ElectroCardioMaths Programme, Centre for Cardiac Engineering, Imperial College, London, UK.
Department of Aeronautics, Imperial College, London, UK.
Philos Trans A Math Phys Eng Sci. 2020 Jun 12;378(2173):20190339. doi: 10.1098/rsta.2019.0339. Epub 2020 May 25.
Mathematical models of a cellular action potential (AP) in cardiac modelling have become increasingly complex, particularly in gating kinetics, which control the opening and closing of individual ion channel currents. As cardiac models advance towards use in personalized medicine to inform clinical decision-making, it is critical to understand the uncertainty hidden in parameter estimates from their calibration to experimental data. This study applies approximate Bayesian computation to re-calibrate the gating kinetics of four ion channels in two existing human atrial cell models to their original datasets, providing a measure of uncertainty and indication of potential issues with selecting a single unique value given the available experimental data. Two approaches are investigated to reduce the uncertainty present: re-calibrating the models to a more complete dataset and using a less complex formulation with fewer parameters to constrain. The re-calibrated models are inserted back into the full cell model to study the overall effect on the AP. The use of more complete datasets does not eliminate uncertainty present in parameter estimates. The less complex model, particularly for the fast sodium current, gave a better fit to experimental data alongside lower parameter uncertainty and improved computational speed. This article is part of the theme issue 'Uncertainty quantification in cardiac and cardiovascular modelling and simulation'.

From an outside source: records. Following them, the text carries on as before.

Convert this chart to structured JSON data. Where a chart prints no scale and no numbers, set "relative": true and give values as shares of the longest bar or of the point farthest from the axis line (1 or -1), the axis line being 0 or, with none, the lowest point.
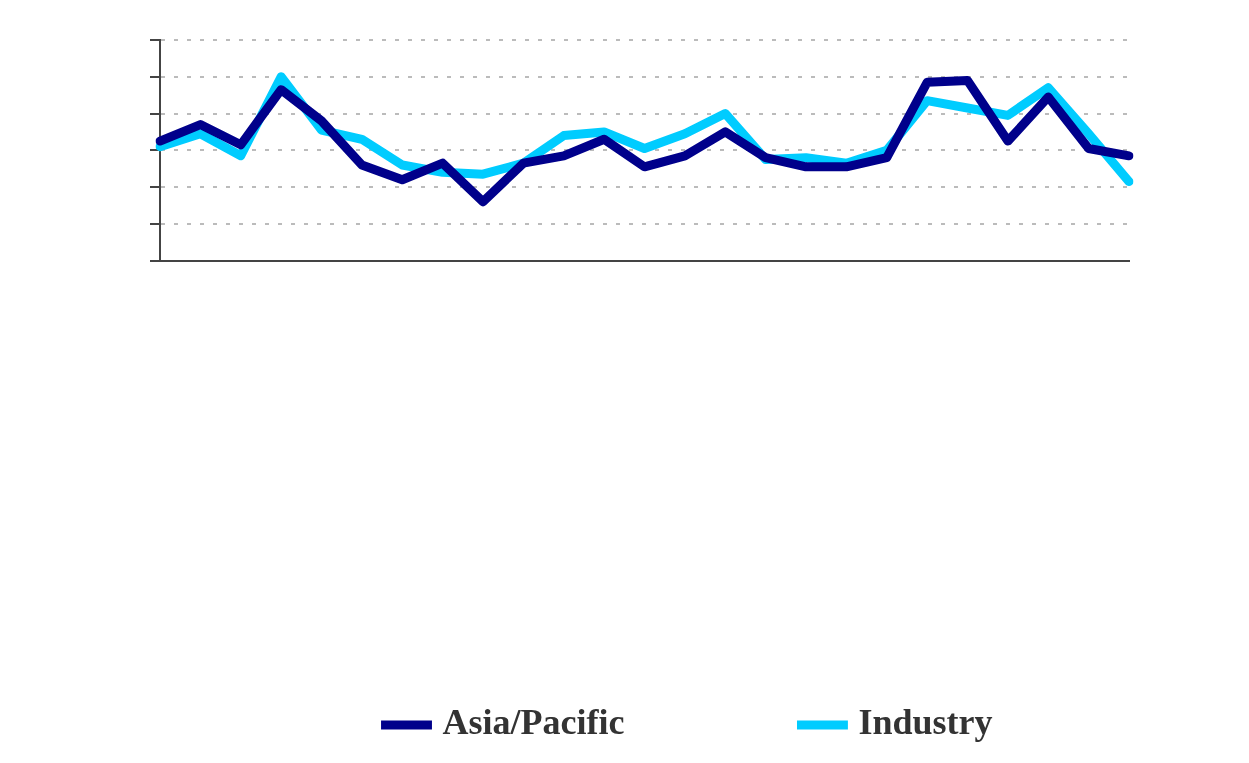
{
  "chart_data": {
    "type": "line",
    "relative": true,
    "categories": [
      null,
      null,
      null,
      null,
      null,
      null,
      null,
      null,
      null,
      null,
      null,
      null,
      null,
      null,
      null,
      null,
      null,
      null,
      null,
      null,
      null,
      null,
      null,
      null,
      null
    ],
    "series": [
      {
        "name": "Asia/Pacific",
        "color": "#00008b",
        "values": [
          0.65,
          0.74,
          0.63,
          0.93,
          0.76,
          0.52,
          0.44,
          0.53,
          0.32,
          0.53,
          0.57,
          0.66,
          0.51,
          0.57,
          0.7,
          0.56,
          0.51,
          0.51,
          0.56,
          0.97,
          0.98,
          0.65,
          0.89,
          0.61,
          0.57
        ]
      },
      {
        "name": "Industry",
        "color": "#00ccff",
        "values": [
          0.62,
          0.69,
          0.57,
          1,
          0.71,
          0.66,
          0.52,
          0.48,
          0.47,
          0.53,
          0.68,
          0.7,
          0.61,
          0.69,
          0.8,
          0.55,
          0.56,
          0.53,
          0.6,
          0.87,
          0.83,
          0.79,
          0.94,
          0.69,
          0.43
        ]
      }
    ],
    "grid": "y",
    "legend": "bottom",
    "marker": "none",
    "line_style": "solid"
  }
}
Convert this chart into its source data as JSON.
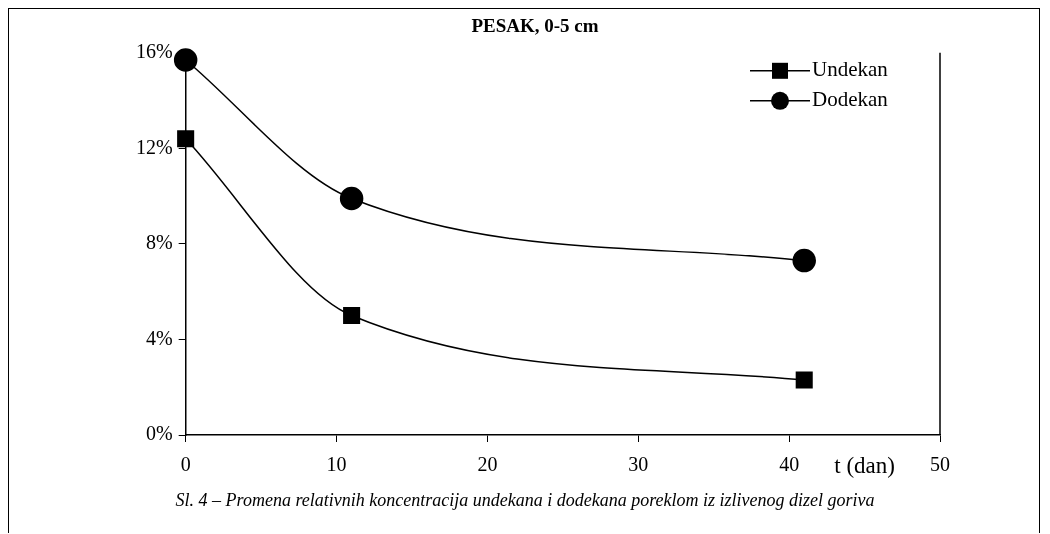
{
  "chart_data": {
    "type": "line",
    "title": "PESAK, 0-5 cm",
    "xlabel": "t (dan)",
    "x": [
      0,
      11,
      41
    ],
    "series": [
      {
        "name": "Undekan",
        "color": "#000000",
        "marker": "square",
        "values": [
          12.4,
          5.0,
          2.3
        ]
      },
      {
        "name": "Dodekan",
        "color": "#000000",
        "marker": "circle",
        "values": [
          15.7,
          9.9,
          7.3
        ]
      }
    ],
    "xlim": [
      0,
      50
    ],
    "xticks": [
      0,
      10,
      20,
      30,
      40,
      50
    ],
    "ylim": [
      0,
      16
    ],
    "yticks": [
      {
        "value": 0,
        "label": "0%"
      },
      {
        "value": 4,
        "label": "4%"
      },
      {
        "value": 8,
        "label": "8%"
      },
      {
        "value": 12,
        "label": "12%"
      },
      {
        "value": 16,
        "label": "16%"
      }
    ],
    "grid": false,
    "legend": "top right",
    "line_style": "solid",
    "annotations": [
      "Sl. 4 – Promena relativnih koncentracija undekana i dodekana poreklom iz izlivenog dizel goriva"
    ]
  }
}
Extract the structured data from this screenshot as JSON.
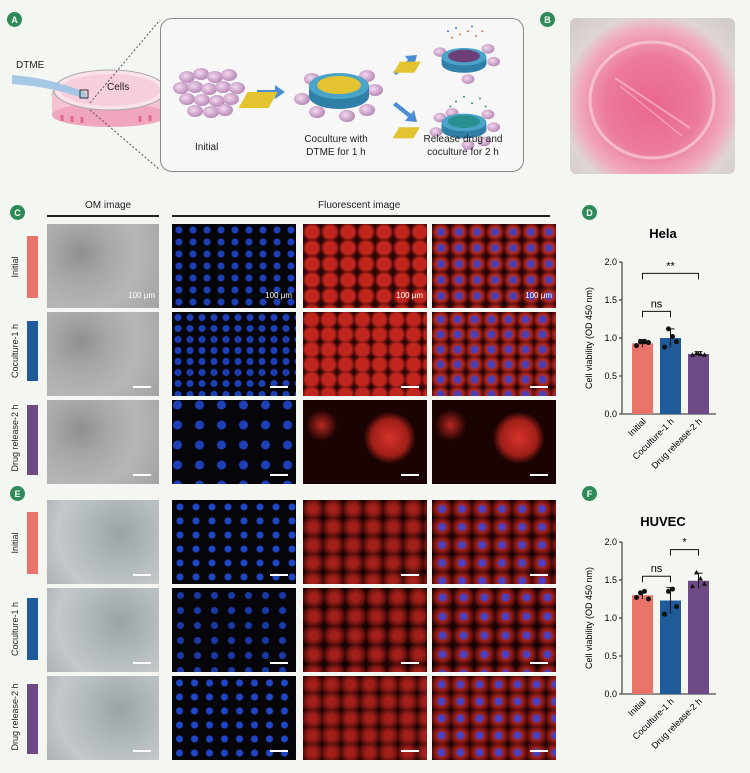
{
  "panels": {
    "A": "A",
    "B": "B",
    "C": "C",
    "D": "D",
    "E": "E",
    "F": "F"
  },
  "schematic": {
    "dtme": "DTME",
    "cells": "Cells",
    "step1": "Initial",
    "step2_l1": "Coculture with",
    "step2_l2": "DTME for 1 h",
    "step3_l1": "Release drug and",
    "step3_l2": "coculture for 2 h"
  },
  "headers": {
    "om": "OM image",
    "fluor": "Fluorescent  image"
  },
  "rows": [
    "Initial",
    "Coculture-1 h",
    "Drug release-2 h"
  ],
  "scalebar": "100 μm",
  "colors": {
    "initial": "#e8746a",
    "coculture": "#1f5b9a",
    "drug": "#6e4a86",
    "badge": "#2e8b57"
  },
  "chart_data": [
    {
      "type": "bar",
      "title": "Hela",
      "ylabel": "Cell viability (OD 450 nm)",
      "ylim": [
        0,
        2.0
      ],
      "yticks": [
        "0.0",
        "0.5",
        "1.0",
        "1.5",
        "2.0"
      ],
      "categories": [
        "Initial",
        "Coculture-1 h",
        "Drug release-2 h"
      ],
      "values": [
        0.93,
        1.0,
        0.79
      ],
      "errors": [
        0.05,
        0.12,
        0.03
      ],
      "points": [
        [
          0.9,
          0.95,
          0.95,
          0.94
        ],
        [
          0.88,
          1.12,
          1.02,
          0.95
        ],
        [
          0.78,
          0.8,
          0.79,
          0.78
        ]
      ],
      "sig": [
        {
          "from": 0,
          "to": 1,
          "label": "ns",
          "level": 1.35
        },
        {
          "from": 0,
          "to": 2,
          "label": "**",
          "level": 1.85
        }
      ]
    },
    {
      "type": "bar",
      "title": "HUVEC",
      "ylabel": "Cell viability (OD 450 nm)",
      "ylim": [
        0,
        2.0
      ],
      "yticks": [
        "0.0",
        "0.5",
        "1.0",
        "1.5",
        "2.0"
      ],
      "categories": [
        "Initial",
        "Coculture-1 h",
        "Drug release-2 h"
      ],
      "values": [
        1.3,
        1.23,
        1.49
      ],
      "errors": [
        0.05,
        0.17,
        0.1
      ],
      "points": [
        [
          1.27,
          1.33,
          1.35,
          1.25
        ],
        [
          1.05,
          1.35,
          1.38,
          1.15
        ],
        [
          1.42,
          1.6,
          1.52,
          1.45
        ]
      ],
      "sig": [
        {
          "from": 0,
          "to": 1,
          "label": "ns",
          "level": 1.55
        },
        {
          "from": 1,
          "to": 2,
          "label": "*",
          "level": 1.9
        }
      ]
    }
  ]
}
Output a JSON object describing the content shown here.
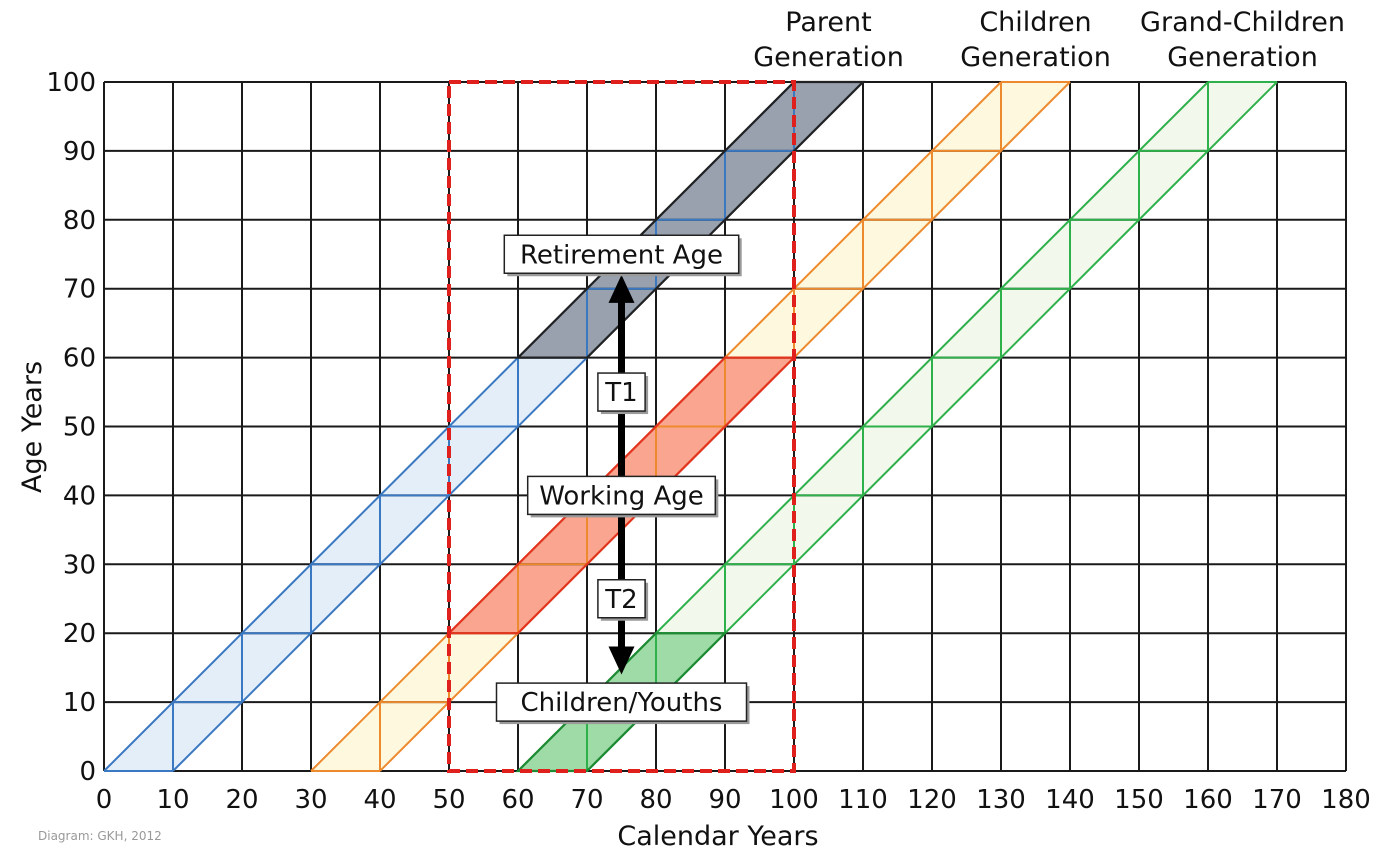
{
  "chart_data": {
    "type": "diagram",
    "xlabel": "Calendar Years",
    "ylabel": "Age Years",
    "xlim": [
      0,
      180
    ],
    "ylim": [
      0,
      100
    ],
    "x_ticks": [
      0,
      10,
      20,
      30,
      40,
      50,
      60,
      70,
      80,
      90,
      100,
      110,
      120,
      130,
      140,
      150,
      160,
      170,
      180
    ],
    "y_ticks": [
      0,
      10,
      20,
      30,
      40,
      50,
      60,
      70,
      80,
      90,
      100
    ],
    "grid": true,
    "highlight_window": {
      "x": [
        50,
        100
      ],
      "y": [
        0,
        100
      ],
      "color": "#e0201c",
      "style": "dashed"
    },
    "cohorts": [
      {
        "name": "Parent Generation",
        "birth_start": 0,
        "birth_end": 10,
        "line_color": "#3a78c2",
        "fill_color": "#ddeaf7",
        "fill_opacity": 0.8,
        "label_at": 105
      },
      {
        "name": "Children Generation",
        "birth_start": 30,
        "birth_end": 40,
        "line_color": "#ee8a2e",
        "fill_color": "#fdf6d6",
        "fill_opacity": 0.8,
        "label_at": 135
      },
      {
        "name": "Grand-Children Generation",
        "birth_start": 60,
        "birth_end": 70,
        "line_color": "#2eb04a",
        "fill_color": "#eef5e4",
        "fill_opacity": 0.7,
        "label_at": 165
      }
    ],
    "window_regions": [
      {
        "label": "Retirement Age",
        "birth_start": 0,
        "birth_end": 10,
        "age_range": [
          60,
          100
        ],
        "fill": "#7b8490",
        "opacity": 0.72,
        "edge": "#222222"
      },
      {
        "label": "Working Age",
        "birth_start": 30,
        "birth_end": 40,
        "age_range": [
          20,
          60
        ],
        "fill": "#f7826d",
        "opacity": 0.7,
        "edge": "#e2341e"
      },
      {
        "label": "Children/Youths",
        "birth_start": 60,
        "birth_end": 70,
        "age_range": [
          0,
          20
        ],
        "fill": "#57c26d",
        "opacity": 0.55,
        "edge": "#1e8a34"
      }
    ],
    "arrow": {
      "x": 75,
      "y_from": 14,
      "y_to": 72
    },
    "annotations": [
      {
        "text": "Retirement Age",
        "x": 75,
        "y": 75
      },
      {
        "text": "T1",
        "x": 75,
        "y": 55
      },
      {
        "text": "Working Age",
        "x": 75,
        "y": 40
      },
      {
        "text": "T2",
        "x": 75,
        "y": 25
      },
      {
        "text": "Children/Youths",
        "x": 75,
        "y": 10
      }
    ],
    "generation_labels": [
      {
        "line1": "Parent",
        "line2": "Generation",
        "x": 105
      },
      {
        "line1": "Children",
        "line2": "Generation",
        "x": 135
      },
      {
        "line1": "Grand-Children",
        "line2": "Generation",
        "x": 165
      }
    ],
    "credit": "Diagram: GKH, 2012"
  }
}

心肌细胞动作电位(AP)的数学模型在心脏建模中变得越来越复杂,特别是在门控动力学方面,它控制着单个离子通道电流的开启和关闭。随着心脏模型向个性化医疗推进,以告知临床决策,理解从校准到实验数据的参数估计中隐藏的不确定性至关重要。本研究应用近似贝叶斯计算方法,重新校准两个现有人心房细胞模型中的四个离子通道的门控动力学,以适应其原始数据集,提供了不确定性的度量,并表明在给定可用实验数据的情况下,选择单个独特值可能存在问题。研究了两种方法来降低现有不确定性:将模型重新校准到更完整的数据集,以及使用具有较少参数的更简单公式进行约束。重新校准的模型被插入全细胞模型中,以研究对 AP 的整体影响。使用更完整的数据集并不能消除参数估计中存在的不确定性。更简单的模型,特别是对于快速钠离子电流,与实验数据拟合更好,同时参数不确定性更低,计算速度更快。本文是“心脏和心血管建模与模拟中的不确定性量化”主题专刊的一部分。